Problem with restriction enzyme NdeI - How many bases do I need? (Sep/11/2007 )
I'm designing a long primer with a recognition site for NdeI at 5' end. I was told that I should add extra bases next to those reognized by NdeI at the 5' end or the enzyme would probably fail to cut my PCR product. The question is which base and how many do I need do add?
Looking foward to your kind help. BOW!
P.S.
I have checked the WEB site of NEB, apparently the maker didn't mention anything about this issue inside their catalog.
Looking foward to your kind help. BOW!
P.S.
I have checked the WEB site of NEB, apparently the maker didn't mention anything about this issue inside their catalog.
The NEB website have very helpful notes for this. Here: http://www.neb.com/nebecomm/tech_reference...ized_vector.asp
and also: http://www.neb.com/nebecomm/tech_reference...nucleotides.asp
I usually put two random nucleotides at the 5' end and never had problems, but apparently (if you check the sites Almasy provided) the number and types of nucleotides that you insert can make a big difference. Learning new stuff every day 
For NdeI, a minimum of 7bp is required at each end, for the site to be cut with any efficiency. I would use 8bp. I would also use a mixture of nucleotides rather then a string of mononucleotides.

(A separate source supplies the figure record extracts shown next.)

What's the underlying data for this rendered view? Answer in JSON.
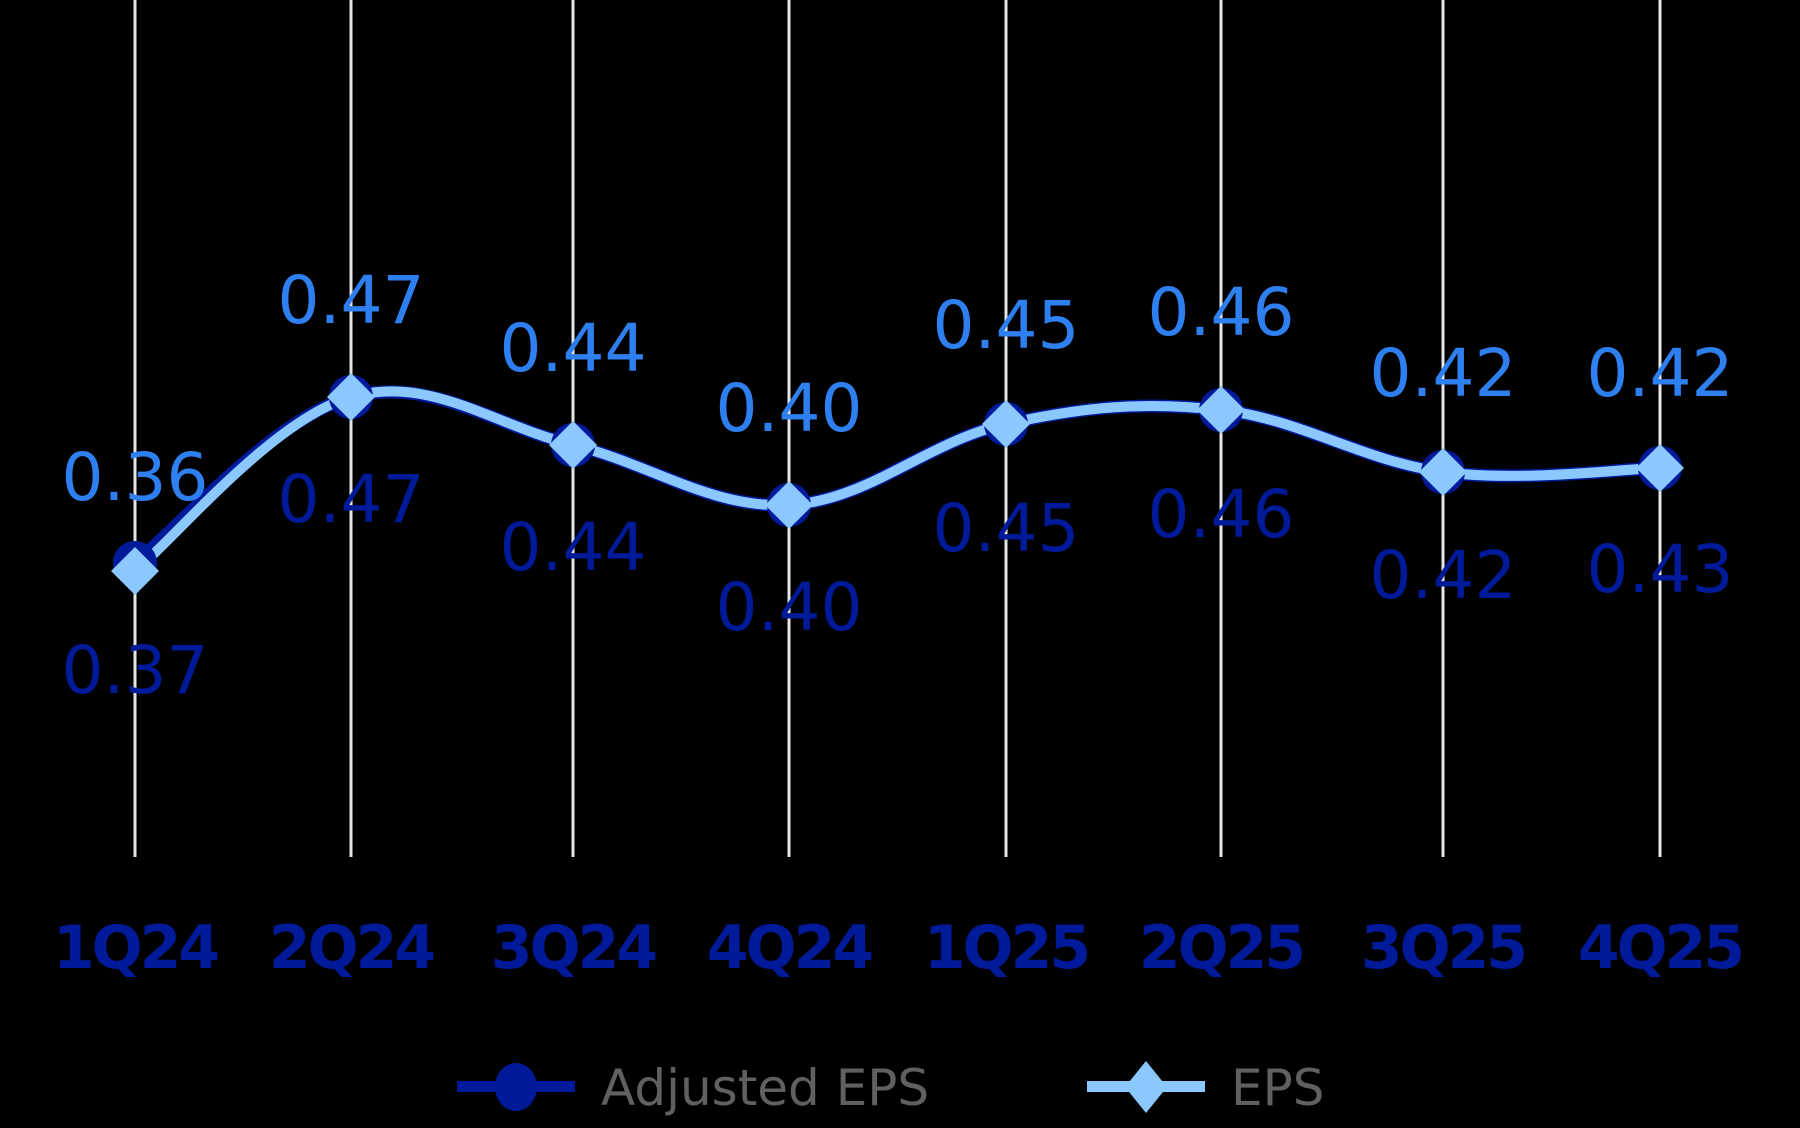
{
  "chart_data": {
    "type": "line",
    "title": "",
    "xlabel": "",
    "ylabel": "",
    "categories": [
      "1Q24",
      "2Q24",
      "3Q24",
      "4Q24",
      "1Q25",
      "2Q25",
      "3Q25",
      "4Q25"
    ],
    "series": [
      {
        "name": "Adjusted EPS",
        "values": [
          0.37,
          0.47,
          0.44,
          0.4,
          0.45,
          0.46,
          0.42,
          0.43
        ],
        "color": "#001a99",
        "marker": "circle",
        "label_position": "below"
      },
      {
        "name": "EPS",
        "values": [
          0.36,
          0.47,
          0.44,
          0.4,
          0.45,
          0.46,
          0.42,
          0.42
        ],
        "color": "#8ac8ff",
        "marker": "diamond",
        "label_position": "above"
      }
    ],
    "label_colors": {
      "Adjusted EPS": "#001a99",
      "EPS": "#2e7ff0"
    },
    "grid": {
      "vertical": true,
      "horizontal": false,
      "color": "#e6e6e6"
    },
    "y_axis_visible": false,
    "legend_position": "bottom",
    "background": "#000000"
  },
  "legend": [
    {
      "label": "Adjusted EPS"
    },
    {
      "label": "EPS"
    }
  ]
}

according to neb webpage "cleavage close to DNA ends, NdeI requires 8bp each side to efficiently cut.
Yeah, you need 8 bases, so I’ll prefer don’t add so many extra-bases but first clone the PCR product in a cloning vector (pTOPO, pGEMT, pJET or any) and then digest.
It seems adding an extra 'GGAATTC' to the 5'end of the primer next to the NdeI site and then digesting the PCR product overnight may be a good choice. Thaks a TON to everyone! I love this forum so much!